マテリアル インテグレーション 2000年11月号
特集 新しいナノプロセッシングとナノマテリアルの創生


“特集号のねらい”


 米国の世界戦略とも関連して,最近,世界中でソフト産業が急速な活力を得つつあります.極東の或国を例にしますと,過去1年間で8,000件以上のベンチャービジネス会社が創立されていますが,その80%はソフト産業関係で有るとの情報もあります.この様な傾向とも関連して,日本の戦後の偉大な発展を支えてきたハード産業が,日本のみでなく世界中で活力を失いつつあり,特にハード産業の進展を支える筈の新しい構造・機能を持った材料開発に関する意欲は極端に失われつつあります.
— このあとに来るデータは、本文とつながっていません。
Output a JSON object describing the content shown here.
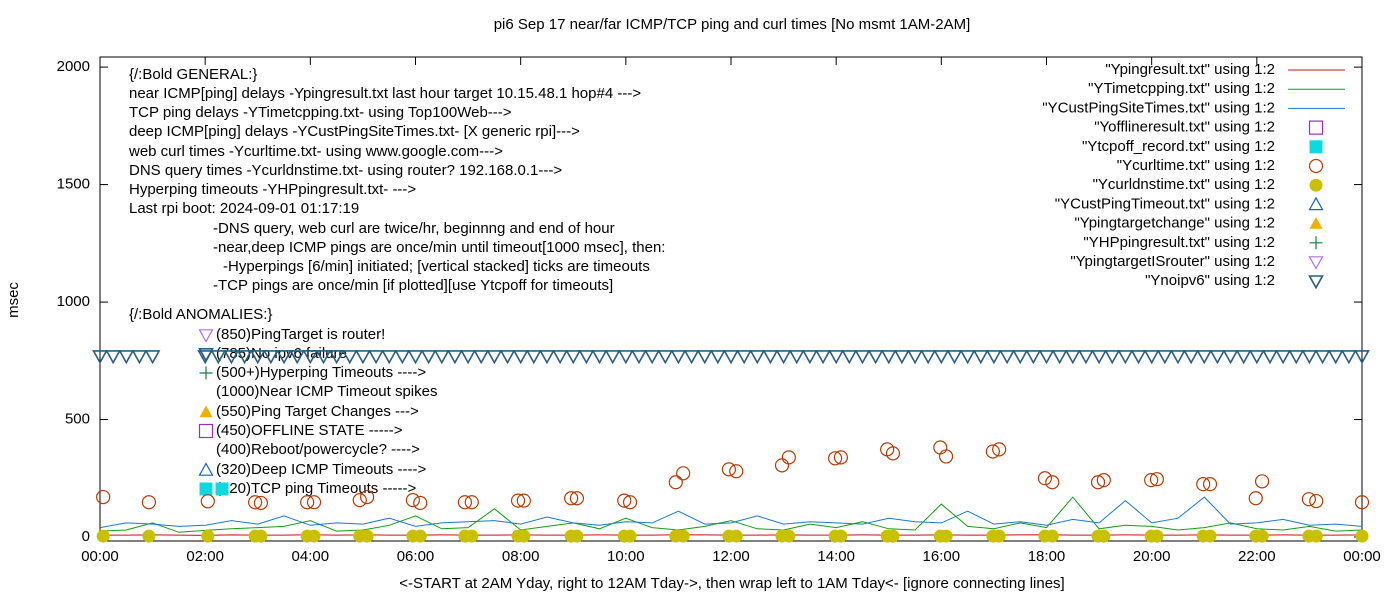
{
  "chart_data": {
    "type": "scatter",
    "title": "pi6 Sep 17  near/far ICMP/TCP ping and curl times [No msmt 1AM-2AM]",
    "y_label": "msec",
    "x_label": "<-START at 2AM Yday, right to 12AM Tday->, then wrap left to 1AM Tday<- [ignore connecting lines]",
    "xlim": [
      0,
      24
    ],
    "xticks": [
      {
        "value": 0,
        "label": "00:00"
      },
      {
        "value": 2,
        "label": "02:00"
      },
      {
        "value": 4,
        "label": "04:00"
      },
      {
        "value": 6,
        "label": "06:00"
      },
      {
        "value": 8,
        "label": "08:00"
      },
      {
        "value": 10,
        "label": "10:00"
      },
      {
        "value": 12,
        "label": "12:00"
      },
      {
        "value": 14,
        "label": "14:00"
      },
      {
        "value": 16,
        "label": "16:00"
      },
      {
        "value": 18,
        "label": "18:00"
      },
      {
        "value": 20,
        "label": "20:00"
      },
      {
        "value": 22,
        "label": "22:00"
      },
      {
        "value": 24,
        "label": "00:00"
      }
    ],
    "ylim": [
      -17,
      2043
    ],
    "yticks": [
      0,
      500,
      1000,
      1500,
      2000
    ],
    "legend_position": "top-right",
    "annotations": [
      "{/:Bold GENERAL:}",
      "near ICMP[ping] delays -Ypingresult.txt last hour target 10.15.48.1 hop#4 --->",
      "TCP ping delays -YTimetcpping.txt- using Top100Web--->",
      "deep ICMP[ping] delays -YCustPingSiteTimes.txt- [X generic rpi]--->",
      "web curl times -Ycurltime.txt- using www.google.com--->",
      "DNS query times -Ycurldnstime.txt- using router? 192.168.0.1--->",
      "Hyperping timeouts -YHPpingresult.txt- --->",
      "Last rpi boot: 2024-09-01 01:17:19",
      "-DNS query, web curl are twice/hr, beginnng and end of hour",
      "-near,deep ICMP pings are once/min until timeout[1000 msec], then:",
      "-Hyperpings [6/min] initiated; [vertical stacked] ticks are timeouts",
      "-TCP pings are once/min [if plotted][use Ytcpoff for timeouts]",
      "{/:Bold ANOMALIES:}",
      "(850)PingTarget is router!",
      "(785)No ipv6 failure",
      "(500+)Hyperping Timeouts ---->",
      "(1000)Near ICMP Timeout spikes",
      "(550)Ping Target Changes --->",
      "(450)OFFLINE STATE ----->",
      "(400)Reboot/powercycle? ---->",
      "(320)Deep ICMP Timeouts ---->",
      "(220)TCP ping Timeouts ----->"
    ],
    "series": [
      {
        "name": "\"Ypingresult.txt\" using 1:2",
        "color": "#d01010",
        "marker": "line",
        "x": [
          0,
          0.5,
          1,
          1.5,
          2,
          2.5,
          3,
          3.5,
          4,
          4.5,
          5,
          5.5,
          6,
          6.5,
          7,
          7.5,
          8,
          8.5,
          9,
          9.5,
          10,
          10.5,
          11,
          11.5,
          12,
          12.5,
          13,
          13.5,
          14,
          14.5,
          15,
          15.5,
          16,
          16.5,
          17,
          17.5,
          18,
          18.5,
          19,
          19.5,
          20,
          20.5,
          21,
          21.5,
          22,
          22.5,
          23,
          23.5,
          24
        ],
        "values": [
          8,
          8,
          9,
          8,
          7,
          9,
          8,
          8,
          10,
          8,
          9,
          8,
          8,
          9,
          8,
          8,
          9,
          8,
          8,
          9,
          8,
          8,
          10,
          9,
          8,
          8,
          9,
          8,
          8,
          9,
          8,
          8,
          9,
          8,
          8,
          9,
          10,
          8,
          8,
          9,
          8,
          8,
          9,
          8,
          8,
          9,
          8,
          8,
          9
        ]
      },
      {
        "name": "\"YTimetcpping.txt\" using 1:2",
        "color": "#10a010",
        "marker": "line",
        "x": [
          0,
          0.5,
          1,
          1.5,
          2,
          2.5,
          3,
          3.5,
          4,
          4.5,
          5,
          5.5,
          6,
          6.5,
          7,
          7.5,
          8,
          8.5,
          9,
          9.5,
          10,
          10.5,
          11,
          11.5,
          12,
          12.5,
          13,
          13.5,
          14,
          14.5,
          15,
          15.5,
          16,
          16.5,
          17,
          17.5,
          18,
          18.5,
          19,
          19.5,
          20,
          20.5,
          21,
          21.5,
          22,
          22.5,
          23,
          23.5,
          24
        ],
        "values": [
          25,
          30,
          60,
          20,
          28,
          35,
          40,
          45,
          70,
          25,
          30,
          50,
          90,
          35,
          40,
          120,
          30,
          45,
          60,
          35,
          80,
          40,
          30,
          45,
          70,
          35,
          30,
          55,
          40,
          65,
          35,
          30,
          140,
          45,
          35,
          60,
          40,
          170,
          35,
          50,
          45,
          30,
          40,
          60,
          35,
          30,
          45,
          25,
          30
        ]
      },
      {
        "name": "\"YCustPingSiteTimes.txt\" using 1:2",
        "color": "#1a78d0",
        "marker": "line",
        "x": [
          0,
          0.5,
          1,
          1.5,
          2,
          2.5,
          3,
          3.5,
          4,
          4.5,
          5,
          5.5,
          6,
          6.5,
          7,
          7.5,
          8,
          8.5,
          9,
          9.5,
          10,
          10.5,
          11,
          11.5,
          12,
          12.5,
          13,
          13.5,
          14,
          14.5,
          15,
          15.5,
          16,
          16.5,
          17,
          17.5,
          18,
          18.5,
          19,
          19.5,
          20,
          20.5,
          21,
          21.5,
          22,
          22.5,
          23,
          23.5,
          24
        ],
        "values": [
          40,
          60,
          55,
          45,
          50,
          70,
          55,
          90,
          50,
          60,
          55,
          80,
          45,
          60,
          65,
          70,
          55,
          85,
          60,
          50,
          65,
          60,
          110,
          55,
          60,
          90,
          55,
          65,
          60,
          55,
          80,
          65,
          60,
          110,
          55,
          65,
          50,
          75,
          60,
          155,
          60,
          80,
          170,
          55,
          60,
          75,
          50,
          55,
          45
        ]
      },
      {
        "name": "\"Yofflineresult.txt\" using 1:2",
        "color": "#9a2fc0",
        "marker": "square-open",
        "x": [],
        "values": []
      },
      {
        "name": "\"Ytcpoff_record.txt\" using 1:2",
        "color": "#10d8e0",
        "marker": "square",
        "x": [],
        "values": []
      },
      {
        "name": "\"Ycurltime.txt\" using 1:2",
        "color": "#b83a00",
        "marker": "circle-open",
        "x": [
          0.06,
          0.93,
          2.05,
          2.95,
          3.06,
          3.94,
          4.07,
          4.94,
          5.08,
          5.95,
          6.09,
          6.94,
          7.07,
          7.95,
          8.06,
          8.96,
          9.07,
          9.97,
          10.08,
          10.95,
          11.09,
          11.96,
          12.1,
          12.97,
          13.1,
          13.98,
          14.09,
          14.97,
          15.08,
          15.98,
          16.09,
          16.98,
          17.1,
          17.97,
          18.11,
          18.98,
          19.09,
          19.99,
          20.1,
          20.98,
          21.11,
          21.98,
          22.1,
          22.99,
          23.13,
          24
        ],
        "values": [
          170,
          148,
          152,
          148,
          145,
          148,
          148,
          157,
          170,
          157,
          145,
          148,
          148,
          155,
          155,
          165,
          165,
          155,
          148,
          233,
          271,
          288,
          280,
          305,
          339,
          335,
          339,
          373,
          356,
          381,
          343,
          364,
          373,
          250,
          233,
          233,
          242,
          242,
          246,
          225,
          225,
          165,
          237,
          161,
          153,
          148
        ]
      },
      {
        "name": "\"Ycurldnstime.txt\" using 1:2",
        "color": "#c8c000",
        "marker": "circle",
        "x": [
          0.06,
          0.93,
          2.05,
          2.95,
          3.06,
          3.94,
          4.07,
          4.94,
          5.08,
          5.95,
          6.09,
          6.94,
          7.07,
          7.95,
          8.06,
          8.96,
          9.07,
          9.97,
          10.08,
          10.95,
          11.09,
          11.96,
          12.1,
          12.97,
          13.1,
          13.98,
          14.09,
          14.97,
          15.08,
          15.98,
          16.09,
          16.98,
          17.1,
          17.97,
          18.11,
          18.98,
          19.09,
          19.99,
          20.1,
          20.98,
          21.11,
          21.98,
          22.1,
          22.99,
          23.13,
          24
        ],
        "values": [
          4,
          4,
          4,
          4,
          4,
          4,
          4,
          4,
          4,
          4,
          4,
          4,
          4,
          4,
          4,
          4,
          4,
          4,
          4,
          4,
          4,
          4,
          4,
          4,
          4,
          4,
          4,
          4,
          4,
          4,
          4,
          4,
          4,
          4,
          4,
          4,
          4,
          4,
          4,
          4,
          4,
          4,
          4,
          4,
          4,
          4
        ]
      },
      {
        "name": "\"YCustPingTimeout.txt\" using 1:2",
        "color": "#1a60c0",
        "marker": "triangle-open",
        "x": [],
        "values": []
      },
      {
        "name": "\"Ypingtargetchange\" using 1:2",
        "color": "#f0b000",
        "marker": "triangle",
        "x": [],
        "values": []
      },
      {
        "name": "\"YHPpingresult.txt\" using 1:2",
        "color": "#108040",
        "marker": "plus",
        "x": [],
        "values": []
      },
      {
        "name": "\"YpingtargetISrouter\" using 1:2",
        "color": "#b070e0",
        "marker": "triangle-down-open",
        "x": [],
        "values": []
      },
      {
        "name": "\"Ynoipv6\" using 1:2",
        "color": "#2a5d80",
        "marker": "triangle-down",
        "x": [
          0,
          0.25,
          0.5,
          0.75,
          1,
          2,
          2.25,
          2.5,
          2.75,
          3,
          3.25,
          3.5,
          3.75,
          4,
          4.25,
          4.5,
          4.75,
          5,
          5.25,
          5.5,
          5.75,
          6,
          6.25,
          6.5,
          6.75,
          7,
          7.25,
          7.5,
          7.75,
          8,
          8.25,
          8.5,
          8.75,
          9,
          9.25,
          9.5,
          9.75,
          10,
          10.25,
          10.5,
          10.75,
          11,
          11.25,
          11.5,
          11.75,
          12,
          12.25,
          12.5,
          12.75,
          13,
          13.25,
          13.5,
          13.75,
          14,
          14.25,
          14.5,
          14.75,
          15,
          15.25,
          15.5,
          15.75,
          16,
          16.25,
          16.5,
          16.75,
          17,
          17.25,
          17.5,
          17.75,
          18,
          18.25,
          18.5,
          18.75,
          19,
          19.25,
          19.5,
          19.75,
          20,
          20.25,
          20.5,
          20.75,
          21,
          21.25,
          21.5,
          21.75,
          22,
          22.25,
          22.5,
          22.75,
          23,
          23.25,
          23.5,
          23.75,
          24
        ],
        "values": [
          770,
          770,
          770,
          770,
          770,
          770,
          770,
          770,
          770,
          770,
          770,
          770,
          770,
          770,
          770,
          770,
          770,
          770,
          770,
          770,
          770,
          770,
          770,
          770,
          770,
          770,
          770,
          770,
          770,
          770,
          770,
          770,
          770,
          770,
          770,
          770,
          770,
          770,
          770,
          770,
          770,
          770,
          770,
          770,
          770,
          770,
          770,
          770,
          770,
          770,
          770,
          770,
          770,
          770,
          770,
          770,
          770,
          770,
          770,
          770,
          770,
          770,
          770,
          770,
          770,
          770,
          770,
          770,
          770,
          770,
          770,
          770,
          770,
          770,
          770,
          770,
          770,
          770,
          770,
          770,
          770,
          770,
          770,
          770,
          770,
          770,
          770,
          770,
          770,
          770,
          770,
          770,
          770,
          770
        ]
      }
    ]
  }
}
 しかし一方では,20世紀の高度に発展した工業社会がもたらした,我々人類が緊急に解決すべき諸問題,「地球環境問題,エネルギー問題,人口増加問題,食料問題(水問題を含む)等」,を解決するために,新しい構造・機能を持つ材料の開発が不可欠で有るとの認識も高まりつつあります.

 このような新材料開発の必要性に関する異なる見方/期待を同時に突破する為には,言うまでもなく,材料設計・開発に関する新しいコンセプトが必要なことは言うまでもありません.即ち,21世紀に飛躍的に進展すると考えられるIT産業/バイオ・医療産業を支えるとともに,同時に,我々人類が緊急に解決すべき環境/エネルギー/食料/人口問題の解決にも繋がる,新しい材料開発コンセプトの構築が必要不可欠であると認識されます.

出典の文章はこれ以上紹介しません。